Les héritiers, eux, ne sortent pas perdants sur toute la ligne. Le plafonnement demeure, et la plupart des petites successions restent mieux protégées qu’avant 2025. En revanche, la gratuité totale ne peut plus être présentée comme un acquis général dans les cas visés par la censure. Pour les ménages modestes, la différence reste concrète : elle se compte en euros, mais aussi en temps passé à régler les formalités.
Ce qu’il faut surveiller maintenant
Le prochain point de vigilance concerne l’effet exact de la décision sur les textes déjà publiés et sur la pratique des banques. Le cadre réglementaire reste en place pour le plafonnement, mais la partie censurée de la loi doit être retirée du droit applicable. Il faudra aussi suivre la réaction du gouvernement, qui peut être amené à ajuster le texte pour sécuriser le dispositif sans retomber dans une gratuité totale jugée excessive.

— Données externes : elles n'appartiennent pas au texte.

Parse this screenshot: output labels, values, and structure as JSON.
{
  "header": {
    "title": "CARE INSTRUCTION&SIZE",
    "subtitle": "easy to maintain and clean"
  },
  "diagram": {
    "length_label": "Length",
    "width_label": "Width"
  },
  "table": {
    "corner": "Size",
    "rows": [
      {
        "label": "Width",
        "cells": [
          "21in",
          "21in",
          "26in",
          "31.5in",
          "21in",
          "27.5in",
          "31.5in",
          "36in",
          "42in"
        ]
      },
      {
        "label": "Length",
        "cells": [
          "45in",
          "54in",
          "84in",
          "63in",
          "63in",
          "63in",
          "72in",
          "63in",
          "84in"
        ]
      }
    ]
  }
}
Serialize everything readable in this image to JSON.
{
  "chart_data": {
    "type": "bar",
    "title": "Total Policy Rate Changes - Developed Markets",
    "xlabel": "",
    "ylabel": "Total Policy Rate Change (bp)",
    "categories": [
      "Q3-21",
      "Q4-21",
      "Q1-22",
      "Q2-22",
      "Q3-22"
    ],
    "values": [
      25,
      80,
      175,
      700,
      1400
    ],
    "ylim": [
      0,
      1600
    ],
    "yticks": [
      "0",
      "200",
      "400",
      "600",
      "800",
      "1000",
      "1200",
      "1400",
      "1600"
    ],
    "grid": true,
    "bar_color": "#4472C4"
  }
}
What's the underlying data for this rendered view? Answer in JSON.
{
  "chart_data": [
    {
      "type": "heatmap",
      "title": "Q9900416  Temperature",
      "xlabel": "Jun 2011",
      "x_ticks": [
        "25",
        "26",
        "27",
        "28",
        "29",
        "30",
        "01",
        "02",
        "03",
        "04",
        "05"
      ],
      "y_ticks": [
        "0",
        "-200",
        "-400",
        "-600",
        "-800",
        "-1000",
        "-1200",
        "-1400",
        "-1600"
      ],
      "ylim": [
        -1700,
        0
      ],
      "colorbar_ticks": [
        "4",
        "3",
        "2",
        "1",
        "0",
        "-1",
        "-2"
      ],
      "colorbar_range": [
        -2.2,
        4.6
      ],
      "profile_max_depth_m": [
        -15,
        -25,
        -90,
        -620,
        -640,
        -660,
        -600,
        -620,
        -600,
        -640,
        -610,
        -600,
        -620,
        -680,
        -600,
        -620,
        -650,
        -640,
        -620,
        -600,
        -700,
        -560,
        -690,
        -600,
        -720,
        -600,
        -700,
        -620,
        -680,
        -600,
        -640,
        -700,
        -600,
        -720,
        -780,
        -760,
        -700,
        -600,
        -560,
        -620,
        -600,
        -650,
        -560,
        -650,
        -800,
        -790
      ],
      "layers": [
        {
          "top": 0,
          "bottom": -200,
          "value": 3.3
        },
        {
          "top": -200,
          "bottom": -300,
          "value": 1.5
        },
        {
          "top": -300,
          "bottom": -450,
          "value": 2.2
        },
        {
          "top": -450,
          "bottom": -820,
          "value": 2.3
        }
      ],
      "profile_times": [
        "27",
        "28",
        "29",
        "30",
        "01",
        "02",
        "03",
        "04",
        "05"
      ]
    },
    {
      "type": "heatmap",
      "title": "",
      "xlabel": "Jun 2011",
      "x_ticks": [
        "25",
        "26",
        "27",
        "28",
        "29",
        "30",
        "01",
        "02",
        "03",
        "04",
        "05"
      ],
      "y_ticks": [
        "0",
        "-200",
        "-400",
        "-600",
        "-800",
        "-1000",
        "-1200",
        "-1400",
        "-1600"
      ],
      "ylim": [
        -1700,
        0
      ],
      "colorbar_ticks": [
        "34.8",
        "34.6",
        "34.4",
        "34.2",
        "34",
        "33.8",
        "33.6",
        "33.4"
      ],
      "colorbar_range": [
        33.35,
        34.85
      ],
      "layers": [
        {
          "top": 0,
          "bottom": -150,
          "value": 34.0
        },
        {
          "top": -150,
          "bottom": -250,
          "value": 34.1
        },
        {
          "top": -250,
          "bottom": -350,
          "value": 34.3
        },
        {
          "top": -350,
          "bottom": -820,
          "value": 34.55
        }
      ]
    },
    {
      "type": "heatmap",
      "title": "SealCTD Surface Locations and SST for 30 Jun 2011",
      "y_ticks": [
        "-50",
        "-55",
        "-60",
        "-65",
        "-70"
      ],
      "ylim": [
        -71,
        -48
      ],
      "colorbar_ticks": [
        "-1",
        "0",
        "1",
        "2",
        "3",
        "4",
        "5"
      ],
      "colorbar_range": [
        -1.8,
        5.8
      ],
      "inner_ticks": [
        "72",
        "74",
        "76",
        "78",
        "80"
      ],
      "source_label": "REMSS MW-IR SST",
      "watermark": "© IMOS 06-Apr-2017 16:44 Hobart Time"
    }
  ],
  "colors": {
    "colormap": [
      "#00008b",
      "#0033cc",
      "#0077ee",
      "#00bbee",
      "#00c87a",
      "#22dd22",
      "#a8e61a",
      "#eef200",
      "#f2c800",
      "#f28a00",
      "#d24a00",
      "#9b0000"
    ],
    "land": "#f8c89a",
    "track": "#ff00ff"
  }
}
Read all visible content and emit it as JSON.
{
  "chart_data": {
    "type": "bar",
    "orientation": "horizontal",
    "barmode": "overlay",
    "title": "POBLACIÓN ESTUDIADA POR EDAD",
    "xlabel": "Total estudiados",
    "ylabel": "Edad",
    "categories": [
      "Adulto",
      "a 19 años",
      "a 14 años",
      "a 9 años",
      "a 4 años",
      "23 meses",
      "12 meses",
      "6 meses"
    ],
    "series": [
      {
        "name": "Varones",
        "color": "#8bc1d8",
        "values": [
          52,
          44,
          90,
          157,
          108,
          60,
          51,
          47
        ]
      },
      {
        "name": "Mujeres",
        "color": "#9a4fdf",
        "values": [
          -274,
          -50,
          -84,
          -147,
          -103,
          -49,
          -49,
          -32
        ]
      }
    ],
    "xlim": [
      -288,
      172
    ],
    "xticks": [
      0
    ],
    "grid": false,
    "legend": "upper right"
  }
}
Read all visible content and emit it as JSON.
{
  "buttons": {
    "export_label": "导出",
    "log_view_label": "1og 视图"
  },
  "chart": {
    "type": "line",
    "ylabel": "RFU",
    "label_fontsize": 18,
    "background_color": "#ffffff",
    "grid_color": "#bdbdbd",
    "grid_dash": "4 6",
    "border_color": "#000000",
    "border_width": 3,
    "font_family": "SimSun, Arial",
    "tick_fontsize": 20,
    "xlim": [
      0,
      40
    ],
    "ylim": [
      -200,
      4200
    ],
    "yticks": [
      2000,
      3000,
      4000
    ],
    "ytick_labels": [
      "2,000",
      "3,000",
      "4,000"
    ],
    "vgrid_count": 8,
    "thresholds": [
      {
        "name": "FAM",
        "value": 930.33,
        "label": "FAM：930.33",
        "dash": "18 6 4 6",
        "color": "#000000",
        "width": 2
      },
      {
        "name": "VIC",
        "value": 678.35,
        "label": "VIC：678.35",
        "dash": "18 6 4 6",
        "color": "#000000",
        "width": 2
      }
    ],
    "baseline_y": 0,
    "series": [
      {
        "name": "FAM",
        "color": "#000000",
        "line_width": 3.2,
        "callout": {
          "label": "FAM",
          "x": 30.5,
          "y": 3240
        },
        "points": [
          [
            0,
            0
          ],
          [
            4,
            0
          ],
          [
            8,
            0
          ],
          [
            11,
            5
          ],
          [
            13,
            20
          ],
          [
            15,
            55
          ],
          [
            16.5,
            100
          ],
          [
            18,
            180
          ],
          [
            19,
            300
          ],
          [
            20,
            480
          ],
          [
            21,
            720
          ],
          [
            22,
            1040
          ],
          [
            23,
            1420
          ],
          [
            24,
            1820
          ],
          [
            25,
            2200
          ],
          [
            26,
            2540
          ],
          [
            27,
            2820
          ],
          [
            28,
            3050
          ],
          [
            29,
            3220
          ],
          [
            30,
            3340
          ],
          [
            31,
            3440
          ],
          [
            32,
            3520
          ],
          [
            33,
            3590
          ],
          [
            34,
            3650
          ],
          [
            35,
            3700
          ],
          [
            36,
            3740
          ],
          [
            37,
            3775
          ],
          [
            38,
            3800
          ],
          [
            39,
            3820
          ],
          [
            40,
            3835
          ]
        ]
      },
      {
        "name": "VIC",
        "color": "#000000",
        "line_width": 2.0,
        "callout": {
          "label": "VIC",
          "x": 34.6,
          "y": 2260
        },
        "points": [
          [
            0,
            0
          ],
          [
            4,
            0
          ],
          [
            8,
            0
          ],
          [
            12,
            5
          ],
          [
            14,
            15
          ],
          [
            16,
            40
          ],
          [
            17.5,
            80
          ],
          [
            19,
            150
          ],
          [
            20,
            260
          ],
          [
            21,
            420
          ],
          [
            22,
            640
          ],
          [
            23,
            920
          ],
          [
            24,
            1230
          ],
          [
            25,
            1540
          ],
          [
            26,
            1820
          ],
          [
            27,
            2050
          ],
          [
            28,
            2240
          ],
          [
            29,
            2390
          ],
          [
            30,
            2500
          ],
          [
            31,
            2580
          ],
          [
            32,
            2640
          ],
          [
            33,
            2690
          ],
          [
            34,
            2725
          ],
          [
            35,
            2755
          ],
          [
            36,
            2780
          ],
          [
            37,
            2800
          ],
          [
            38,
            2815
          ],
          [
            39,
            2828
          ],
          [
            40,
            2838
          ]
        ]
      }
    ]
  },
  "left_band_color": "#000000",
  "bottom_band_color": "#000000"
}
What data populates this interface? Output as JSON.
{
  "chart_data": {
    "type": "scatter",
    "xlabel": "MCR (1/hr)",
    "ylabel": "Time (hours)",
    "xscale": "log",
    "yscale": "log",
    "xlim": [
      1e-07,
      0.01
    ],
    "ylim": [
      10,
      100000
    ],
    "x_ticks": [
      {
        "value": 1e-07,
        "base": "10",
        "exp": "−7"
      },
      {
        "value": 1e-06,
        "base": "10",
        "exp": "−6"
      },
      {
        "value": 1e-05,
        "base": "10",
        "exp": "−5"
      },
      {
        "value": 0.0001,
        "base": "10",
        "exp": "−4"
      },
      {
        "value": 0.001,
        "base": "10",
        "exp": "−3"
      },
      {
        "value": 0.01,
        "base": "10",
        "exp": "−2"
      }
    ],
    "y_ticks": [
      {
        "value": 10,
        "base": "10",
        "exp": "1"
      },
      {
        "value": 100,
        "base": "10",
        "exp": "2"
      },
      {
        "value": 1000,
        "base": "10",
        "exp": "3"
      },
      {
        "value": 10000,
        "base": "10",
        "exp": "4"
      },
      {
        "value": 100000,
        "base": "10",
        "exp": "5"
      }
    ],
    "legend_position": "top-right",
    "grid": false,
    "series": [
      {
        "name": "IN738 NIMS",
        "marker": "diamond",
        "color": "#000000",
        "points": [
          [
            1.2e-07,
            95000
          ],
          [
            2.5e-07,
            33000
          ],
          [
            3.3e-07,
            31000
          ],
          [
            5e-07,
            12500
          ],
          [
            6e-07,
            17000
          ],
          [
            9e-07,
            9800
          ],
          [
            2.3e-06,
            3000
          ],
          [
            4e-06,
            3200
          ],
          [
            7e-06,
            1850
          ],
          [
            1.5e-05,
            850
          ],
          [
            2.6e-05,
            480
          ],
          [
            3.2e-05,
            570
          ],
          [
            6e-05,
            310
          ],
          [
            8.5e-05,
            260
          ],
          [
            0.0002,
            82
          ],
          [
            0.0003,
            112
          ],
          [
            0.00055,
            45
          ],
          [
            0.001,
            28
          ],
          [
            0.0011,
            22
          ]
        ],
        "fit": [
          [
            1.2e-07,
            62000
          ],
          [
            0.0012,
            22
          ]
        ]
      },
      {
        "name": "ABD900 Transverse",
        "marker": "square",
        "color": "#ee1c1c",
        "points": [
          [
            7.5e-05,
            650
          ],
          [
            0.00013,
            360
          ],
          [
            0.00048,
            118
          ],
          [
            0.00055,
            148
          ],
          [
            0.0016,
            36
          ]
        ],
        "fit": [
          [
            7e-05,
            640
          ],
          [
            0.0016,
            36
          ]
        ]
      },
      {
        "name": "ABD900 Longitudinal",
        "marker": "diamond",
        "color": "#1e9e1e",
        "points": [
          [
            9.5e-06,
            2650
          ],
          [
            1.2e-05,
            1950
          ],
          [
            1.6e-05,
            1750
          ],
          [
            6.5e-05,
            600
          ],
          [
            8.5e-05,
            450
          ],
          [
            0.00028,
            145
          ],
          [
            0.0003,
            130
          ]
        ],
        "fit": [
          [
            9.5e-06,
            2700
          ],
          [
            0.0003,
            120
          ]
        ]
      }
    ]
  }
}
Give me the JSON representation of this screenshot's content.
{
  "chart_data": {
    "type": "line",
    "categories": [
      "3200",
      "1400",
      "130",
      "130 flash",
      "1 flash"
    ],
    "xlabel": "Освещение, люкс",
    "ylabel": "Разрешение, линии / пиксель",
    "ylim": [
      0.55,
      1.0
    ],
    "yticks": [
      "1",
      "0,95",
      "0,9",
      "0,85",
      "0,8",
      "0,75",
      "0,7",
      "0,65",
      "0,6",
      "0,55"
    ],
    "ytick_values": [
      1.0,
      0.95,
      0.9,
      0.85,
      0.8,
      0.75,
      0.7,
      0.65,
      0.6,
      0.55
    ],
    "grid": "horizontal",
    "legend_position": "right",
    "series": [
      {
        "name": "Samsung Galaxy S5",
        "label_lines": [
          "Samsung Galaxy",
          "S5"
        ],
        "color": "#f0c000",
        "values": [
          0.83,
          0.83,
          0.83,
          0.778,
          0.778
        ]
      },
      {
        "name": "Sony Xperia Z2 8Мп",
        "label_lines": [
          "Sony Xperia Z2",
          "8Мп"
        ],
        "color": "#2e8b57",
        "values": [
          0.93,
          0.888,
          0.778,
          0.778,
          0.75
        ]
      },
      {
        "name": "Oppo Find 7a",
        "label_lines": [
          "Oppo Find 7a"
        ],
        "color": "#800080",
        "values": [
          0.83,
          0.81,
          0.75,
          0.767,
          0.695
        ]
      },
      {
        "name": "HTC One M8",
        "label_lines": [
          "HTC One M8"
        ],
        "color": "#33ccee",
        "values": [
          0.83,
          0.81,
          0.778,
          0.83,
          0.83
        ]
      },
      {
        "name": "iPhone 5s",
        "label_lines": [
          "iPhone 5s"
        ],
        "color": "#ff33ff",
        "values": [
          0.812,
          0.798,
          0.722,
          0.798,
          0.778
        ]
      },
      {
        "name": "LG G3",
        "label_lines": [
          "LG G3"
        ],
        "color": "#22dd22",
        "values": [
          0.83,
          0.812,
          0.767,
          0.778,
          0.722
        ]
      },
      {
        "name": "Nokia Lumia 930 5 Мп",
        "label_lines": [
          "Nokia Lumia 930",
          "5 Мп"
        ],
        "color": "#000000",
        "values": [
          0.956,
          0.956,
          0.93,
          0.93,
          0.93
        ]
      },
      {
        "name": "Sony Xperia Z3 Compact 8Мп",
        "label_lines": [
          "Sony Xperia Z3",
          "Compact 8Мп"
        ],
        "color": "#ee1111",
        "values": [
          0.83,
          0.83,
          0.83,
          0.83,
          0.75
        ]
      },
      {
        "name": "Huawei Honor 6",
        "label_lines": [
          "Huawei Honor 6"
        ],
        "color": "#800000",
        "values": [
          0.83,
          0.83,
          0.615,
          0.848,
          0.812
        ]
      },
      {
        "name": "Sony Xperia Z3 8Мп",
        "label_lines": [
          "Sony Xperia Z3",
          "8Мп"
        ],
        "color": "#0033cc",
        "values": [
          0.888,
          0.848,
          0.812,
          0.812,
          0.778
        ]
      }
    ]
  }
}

Autre sujet à surveiller : l’application concrète du plafond de 850 euros et son indexation annuelle. C’est là que se jouera, dans les prochains mois, l’équilibre entre protection des héritiers et marge de facturation des établissements. Le débat n’est donc pas clos. Il change simplement de terrain : de la promesse politique vers la mécanique juridique et tarifaire.